Outfest Award-Winning Love, Jamie Paints A Picture of Trans Liberation

The profound, short documentary by Emmy-nominated director Karla Murthy, tells the story of Jamie Diaz, a Mexican-American trans woman, currently serving a life sentence in a men’s prison, through her art and letters to a penpal.

By Gisselle Palomera

August, 1, 2023

A hand holds up a picture of two people, Gabriel Joffe, a white transmasculine person, holding hands with Jamie Diaz, a Mexican American trans woman. Courtesy of the filmmaking team.

Love, Jamie is a profound, short documentary by Emmy-nominated director Karla Murthy, on Jamie Diaz, a trans woman who is currently serving a life sentence in a men’s prison in Texas. The short, which screened as part of the Outfest Los Angeles LGBTQ+ Film Festival, features recorded interviews of Diaz, letters she sent her penpal Gabriel Joffe while incarcerated, and art work she has created throughout her life sentence. Diaz is a Mexican American artist who has been incarcerated for nearly 30 years. 

The documentary shows that Diaz is a reformed person, who aims to be a beacon of liberation to those who struggle with addiction and the government forces that fail to keep queer and trans people safe. Diaz is incarcerated in Texas, where the United States is currently seeing some of the harshest, continued, political oppression against the trans, non-binary and intersex community. Texas House Bill 2862 states that ‘inmates should be housed according to their biological sex.’ That is just one of the many laws and bills that are currently being proposed and passed, to keep trans inmates in unfavorable and even unsafe conditions. 

She aims to fill the never-ending time with art. Within the prison walls, it became very clear what her path to liberation was. Her first experience as an artist came when she was 15 years old and soon after being incarcerated, she decided to set out to create the largest collection of LBGTQ+ art in the world using watercolors she bought from the commissary. She also uses paint brushes she makes from her own hair, creating works of art and comics that allude to the female form in a way that conveys beauty, strength, resilience and liberation from the queer and trans lenses.

 

A sketch of a person fused with the bars of a prision cell. Art by Jamie Diaz. Courtsey of the filmmaking team.

Diaz and Joffe met over a decade ago and continue their friendship via mail and phone calls. Throughout the course of their friendship, they have affirmed each other’s transitions, as they go from addressing one another by the names they used pre-transition, to their current names.

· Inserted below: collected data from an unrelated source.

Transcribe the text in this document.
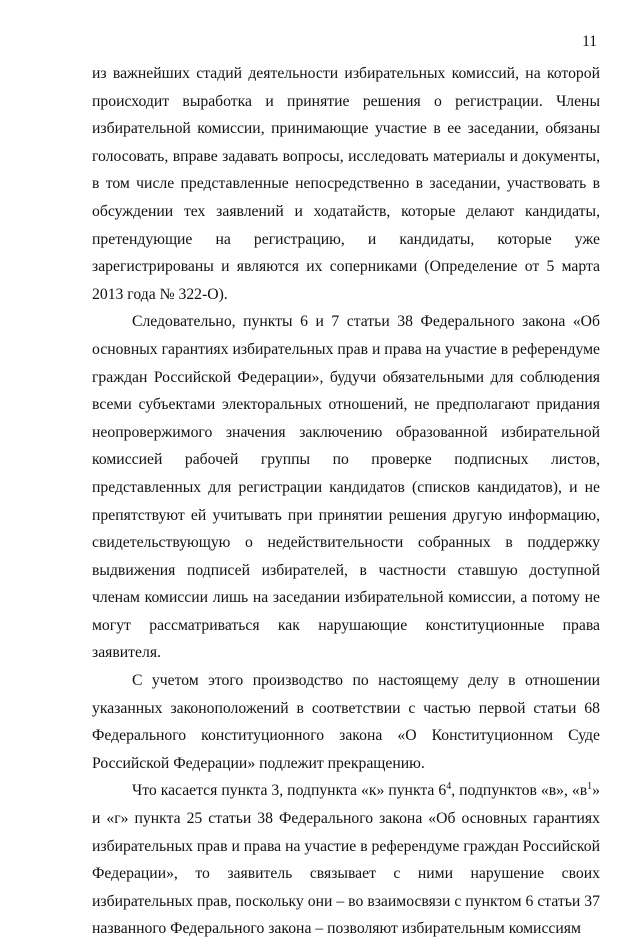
11

из важнейших стадий деятельности избирательных комиссий, на которой происходит выработка и принятие решения о регистрации. Члены избирательной комиссии, принимающие участие в ее заседании, обязаны голосовать, вправе задавать вопросы, исследовать материалы и документы, в том числе представленные непосредственно в заседании, участвовать в обсуждении тех заявлений и ходатайств, которые делают кандидаты, претендующие на регистрацию, и кандидаты, которые уже зарегистрированы и являются их соперниками (Определение от 5 марта 2013 года № 322-О).

Следовательно, пункты 6 и 7 статьи 38 Федерального закона «Об основных гарантиях избирательных прав и права на участие в референдуме граждан Российской Федерации», будучи обязательными для соблюдения всеми субъектами электоральных отношений, не предполагают придания неопровержимого значения заключению образованной избирательной комиссией рабочей группы по проверке подписных листов, представленных для регистрации кандидатов (списков кандидатов), и не препятствуют ей учитывать при принятии решения другую информацию, свидетельствующую о недействительности собранных в поддержку выдвижения подписей избирателей, в частности ставшую доступной членам комиссии лишь на заседании избирательной комиссии, а потому не могут рассматриваться как нарушающие конституционные права заявителя.

С учетом этого производство по настоящему делу в отношении указанных законоположений в соответствии с частью первой статьи 68 Федерального конституционного закона «О Конституционном Суде Российской Федерации» подлежит прекращению.

Что касается пункта 3, подпункта «к» пункта $6^4$, подпунктов «в», «$в^1$» и «г» пункта 25 статьи 38 Федерального закона «Об основных гарантиях избирательных прав и права на участие в референдуме граждан Российской Федерации», то заявитель связывает с ними нарушение своих избирательных прав, поскольку они – во взаимосвязи с пунктом 6 статьи 37 названного Федерального закона – позволяют избирательным комиссиям
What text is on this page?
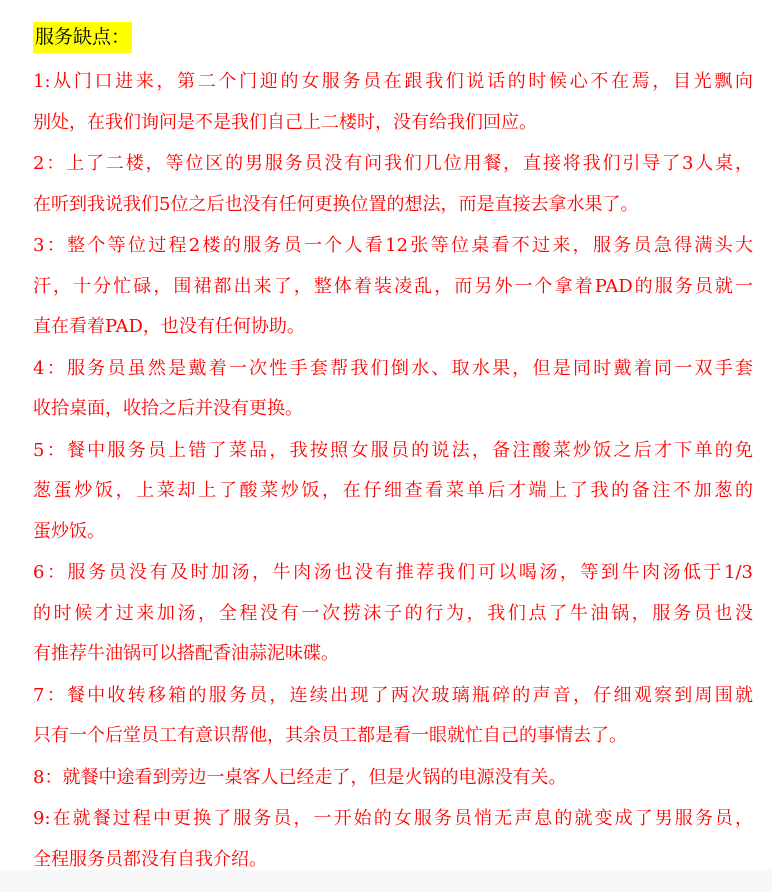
服务缺点：
1:从门口进来，第二个门迎的女服务员在跟我们说话的时候心不在焉，目光飘向
别处，在我们询问是不是我们自己上二楼时，没有给我们回应。
2：上了二楼，等位区的男服务员没有问我们几位用餐，直接将我们引导了3人桌，
在听到我说我们5位之后也没有任何更换位置的想法，而是直接去拿水果了。
3：整个等位过程2楼的服务员一个人看12张等位桌看不过来，服务员急得满头大
汗，十分忙碌，围裙都出来了，整体着装凌乱，而另外一个拿着PAD的服务员就一
直在看着PAD，也没有任何协助。
4：服务员虽然是戴着一次性手套帮我们倒水、取水果，但是同时戴着同一双手套
收拾桌面，收拾之后并没有更换。
5：餐中服务员上错了菜品，我按照女服员的说法，备注酸菜炒饭之后才下单的免
葱蛋炒饭，上菜却上了酸菜炒饭，在仔细查看菜单后才端上了我的备注不加葱的
蛋炒饭。
6：服务员没有及时加汤，牛肉汤也没有推荐我们可以喝汤，等到牛肉汤低于1/3
的时候才过来加汤，全程没有一次捞沫子的行为，我们点了牛油锅，服务员也没
有推荐牛油锅可以搭配香油蒜泥味碟。
7：餐中收转移箱的服务员，连续出现了两次玻璃瓶碎的声音，仔细观察到周围就
只有一个后堂员工有意识帮他，其余员工都是看一眼就忙自己的事情去了。
8：就餐中途看到旁边一桌客人已经走了，但是火锅的电源没有关。
9:在就餐过程中更换了服务员，一开始的女服务员悄无声息的就变成了男服务员，
全程服务员都没有自我介绍。
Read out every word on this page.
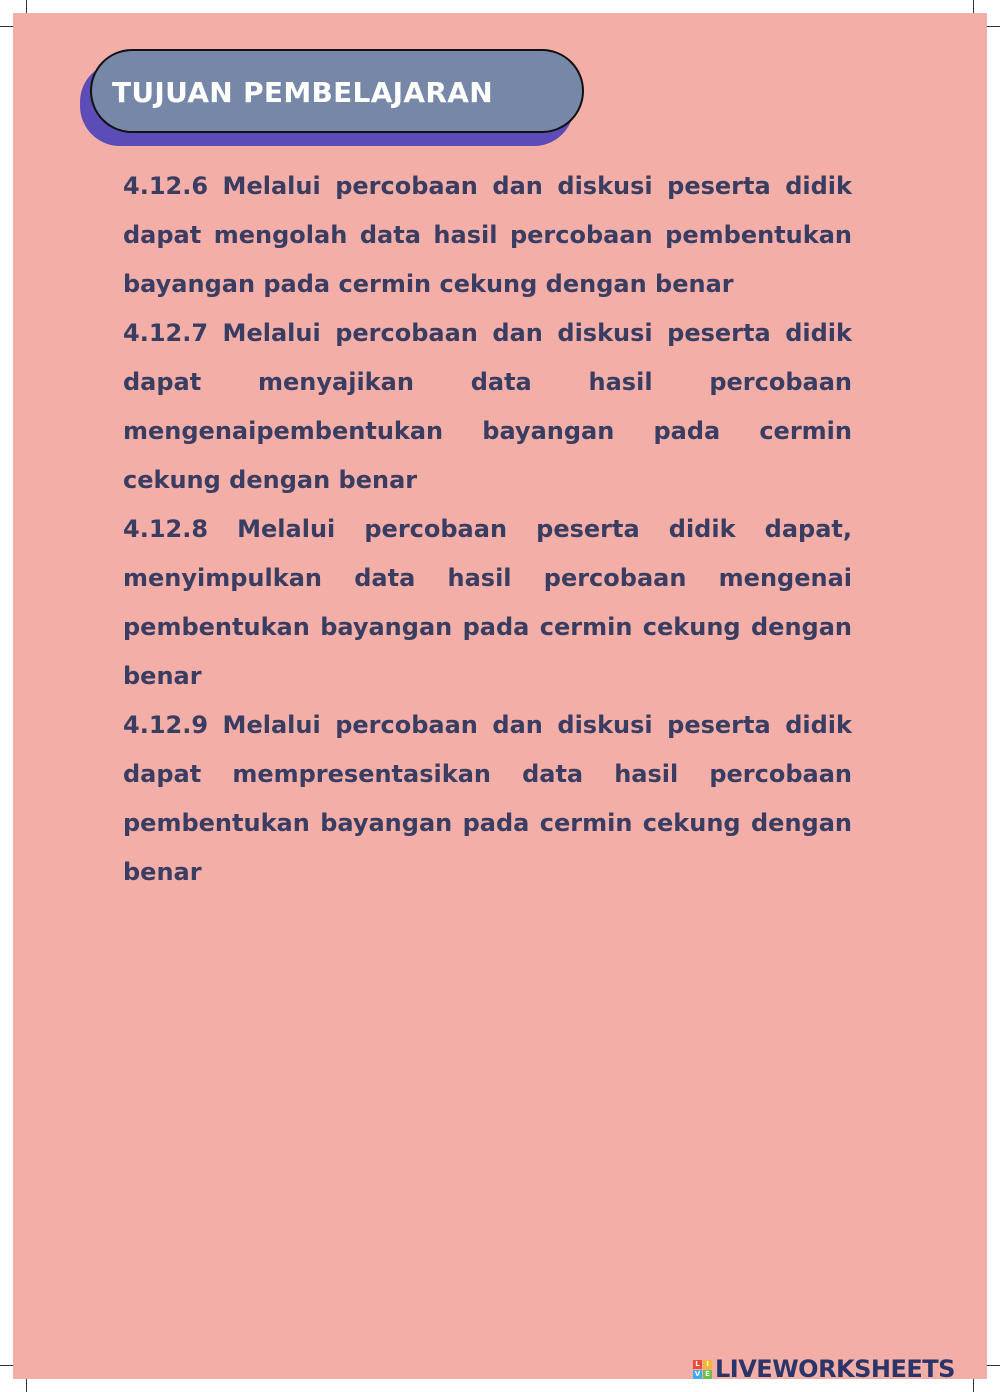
TUJUAN PEMBELAJARAN

4.12.6 Melalui percobaan dan diskusi peserta didik dapat mengolah data hasil percobaan pembentukan bayangan pada cermin cekung dengan benar

4.12.7 Melalui percobaan dan diskusi peserta didik dapat menyajikan data hasil percobaan mengenaipembentukan bayangan pada cermin cekung dengan benar

4.12.8 Melalui percobaan peserta didik dapat, menyimpulkan data hasil percobaan mengenai pembentukan bayangan pada cermin cekung dengan benar

4.12.9 Melalui percobaan dan diskusi peserta didik dapat mempresentasikan data hasil percobaan pembentukan bayangan pada cermin cekung dengan benar

L I
V E LIVEWORKSHEETS
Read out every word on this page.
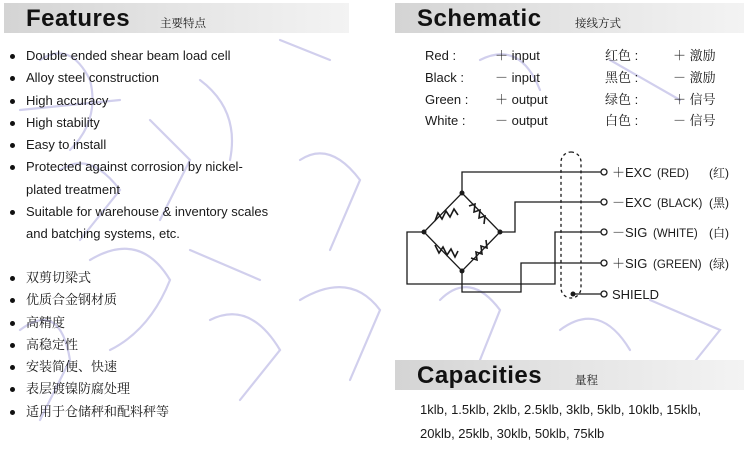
Features	主要特点
Double ended shear beam load cell
Alloy steel construction
High accuracy
High stability
Easy to install
Protected against corrosion by nickel-
plated treatment
Suitable for warehouse & inventory scales
and batching systems, etc.
双剪切梁式
优质合金钢材质
高精度
高稳定性
安装简便、快速
表层镀镍防腐处理
适用于仓储秤和配料秤等
Schematic	接线方式
Red :	＋ input	红色 :	＋ 激励
Black : － input	黑色 :	－ 激励
Green : ＋ output	绿色 :	＋ 信号
White : － output	白色 :	－ 信号
＋EXC (RED) (红)
－EXC (BLACK) (黑)
－SIG (WHITE) (白)
＋SIG (GREEN) (绿)
SHIELD
Capacities	量程
1klb, 1.5klb, 2klb, 2.5klb, 3klb, 5klb, 10klb, 15klb,
20klb, 25klb, 30klb, 50klb, 75klb
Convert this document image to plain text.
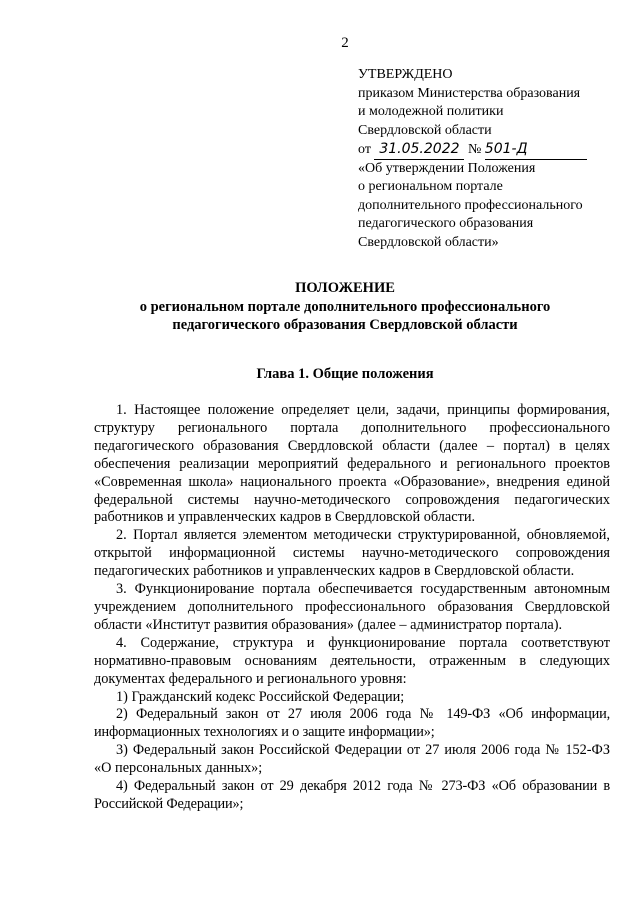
2
УТВЕРЖДЕНО
приказом Министерства образования
и молодежной политики
Свердловской области
от 31.05.2022 № 501-Д
«Об утверждении Положения
о региональном портале
дополнительного профессионального
педагогического образования
Свердловской области»
ПОЛОЖЕНИЕ
о региональном портале дополнительного профессионального
педагогического образования Свердловской области
Глава 1. Общие положения

1. Настоящее положение определяет цели, задачи, принципы формирования, структуру регионального портала дополнительного профессионального педагогического образования Свердловской области (далее – портал) в целях обеспечения реализации мероприятий федерального и регионального проектов «Современная школа» национального проекта «Образование», внедрения единой федеральной системы научно-методического сопровождения педагогических работников и управленческих кадров в Свердловской области.

2. Портал является элементом методически структурированной, обновляемой, открытой информационной системы научно-методического сопровождения педагогических работников и управленческих кадров в Свердловской области.

3. Функционирование портала обеспечивается государственным автономным учреждением дополнительного профессионального образования Свердловской области «Институт развития образования» (далее – администратор портала).

4. Содержание, структура и функционирование портала соответствуют нормативно-правовым основаниям деятельности, отраженным в следующих документах федерального и регионального уровня:

1) Гражданский кодекс Российской Федерации;

2) Федеральный закон от 27 июля 2006 года № 149-ФЗ «Об информации, информационных технологиях и о защите информации»;

3) Федеральный закон Российской Федерации от 27 июля 2006 года № 152-ФЗ «О персональных данных»;

4) Федеральный закон от 29 декабря 2012 года № 273-ФЗ «Об образовании в Российской Федерации»;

Joffe is a former volunteer for Black and Pink National, an organization whose mission it is to abolish the prison industrial complex and provide the LGBTQ+ community with resources during and after incarceration, when they received a letter from Diaz. Though it was hard to sift through all of the mail they received from the incarcerated LGBTQ+ community members across the nation, Diaz’s letter stood out to Joffe because it contained her art. The two wrote back and forth and eventually established a kinship bond. Diaz began signing her letters ‘Love, Jamie’ and ‘Auntie Jamie.’ 

Murthy creates a compelling story using shot-by-shot scenes of the outside of the prison that flows naturally, regardless of their inability to interview Diaz on film and the recorded audio conversations between Joffe and Diaz, painting a picture of the liberation and authenticity Diaz dreams of. 

In a more recent letter to Joffe, Diaz says she began her Hormone Replacement Therapy while incarcerated, even after facing backlash for her ‘extreme hairstyles.’ She lives vicariously through Joffe, who has more access and resources for their transition.

She paints herself as a statuesque, femme with pencil-thin eyebrows, a tall, white pompadour, and a voluptuous body on high heels, in her art. 

An art curator, a white man with glasses, is maintaining art in a gallery. Courtsey of the filmmaking team.

Diaz will be up for parole in 2025, after serving 30 years in prison. 

Even before her release, her art has already begun to circulate the art world. 

Daniel Cooney Fine Arts now looks after her art and has made significant strides to get her art and her story known, so she has a foundation when she is finally liberated from prison. 

Diaz’s story is indicative of the bigger issues we continue to struggle with in the queer and trans communities. Texas and many other states continue to gain traction in their anti-TNBI political agendas. There is a lot of work to be done to protect the TNBI community, specifically the youth who cannot fight legislation on their own. 

Love, Jamie won the Grand Jury Prize for Outstanding Documentary Short Film at Outfest Los Angeles LGBTQ+ Film Festival. 

 

Gisselle Palomera (they/them) is a nonbinary, Mexican-Colombian, multimedia journalist from East Los Angeles, CA. They report on issues affecting QTBIPOC communities and use their own experiences to educate and create safe spaces within media.